The Cancer Research UK team of scientists from University of Cambridge, University College London and Imperial College London, warn that around 32,000 women in the UK could unknowingly be carrying the faulty BRIP1 gene.
Each year around 7,100 women are diagnosed with ovarian cancer and 4,200 women die from the disease. Cancers linked to a fault in BRIP1 are particularly aggressive and women tend not receive a diagnosis until they are older and the cancer is at a later stage, all resulting in poorer outcomes for patients.
In identifying the gene, researchers compared the genes of more than 8,000 white European women – including around 3,250 women diagnosed with ovarian cancer, 3,400 women who did not have cancer and 2,000 women who had a family history of the disease.
Professor Paul Pharoah, professor of cancer epidemiology at the Cancer Research UK Cambridge Institute said: “Our work has found a valuable piece of the puzzle behind ovarian cancer and we hope that our work could eventually form the basis of a genetic test to identify women at greatest risk.”
The PHG Foundation’s 2014 work on stratified screening for cancer, part of the European Commission funded Collaborative Oncological Gene-environment study, involved close collaboration with Prof Pharoah in examining the potential to improve risk stratification for screening by using genomic information alongside traditional risk factors of age and sex. The report makes recommendations on the implementation of stratified screening using genomic data for breast, ovarian and prostate cancer, once the evidence base supports such a strategy to reduce the number of people needed to undergo screening and increase cancer detection rates. This new study could be moving us towards a need for such a strategy.

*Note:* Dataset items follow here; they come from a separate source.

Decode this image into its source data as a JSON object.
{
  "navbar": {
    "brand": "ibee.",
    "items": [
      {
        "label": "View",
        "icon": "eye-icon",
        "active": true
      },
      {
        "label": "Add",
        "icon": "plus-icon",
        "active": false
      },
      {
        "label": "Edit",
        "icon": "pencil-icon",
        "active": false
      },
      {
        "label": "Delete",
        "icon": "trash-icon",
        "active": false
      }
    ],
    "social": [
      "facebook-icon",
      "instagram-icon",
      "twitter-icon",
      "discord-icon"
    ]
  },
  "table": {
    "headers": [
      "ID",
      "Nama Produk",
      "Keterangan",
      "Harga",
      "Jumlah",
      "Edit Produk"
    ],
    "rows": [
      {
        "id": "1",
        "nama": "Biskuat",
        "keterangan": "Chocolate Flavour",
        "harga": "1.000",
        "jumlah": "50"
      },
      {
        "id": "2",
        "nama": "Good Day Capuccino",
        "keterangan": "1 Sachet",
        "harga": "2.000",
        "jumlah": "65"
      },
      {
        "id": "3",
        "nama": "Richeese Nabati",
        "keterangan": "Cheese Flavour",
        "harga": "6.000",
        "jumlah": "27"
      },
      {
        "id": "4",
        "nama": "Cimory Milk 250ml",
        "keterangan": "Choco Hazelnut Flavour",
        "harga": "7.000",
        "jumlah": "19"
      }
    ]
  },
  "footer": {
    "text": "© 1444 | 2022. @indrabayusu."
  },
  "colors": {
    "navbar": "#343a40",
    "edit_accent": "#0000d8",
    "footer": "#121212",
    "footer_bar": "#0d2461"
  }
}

While the results from the UK team could lead to a test to identify women at high risk of this specific type of ovarian cancer, a multicentre effort carried out over 13 years and involving 5000 patients has succeeded in fine tuning an existing ultrasound test to precisely diagnose risk of malignancy of ovarian tumours in individual patients.
The current standard ‘Simple Rules’ test, only allows the identification of a tumour as benign, malignant or inconclusive. Benign tumours may only require minimally invasive treatment, if any, whereas malignant tumours will need radical intervention. The current method produces inconclusive results for around 20 – 25 % of patients.
Fine tuning the Simple Rules, the team led by Professor Dirk Timmerman, University Hospitals Leuven, Belgium, have shown how they can be used to precisely determine the risk of malignancy.
"The Simple Rules are intuitively attractive because of their ease of use, however, when used as originally suggested, they allow only a categorization of tumours into three groups: benign, malignant, or inconclusive," explained Prof Timmerman."
The improved test is ready for clinical use.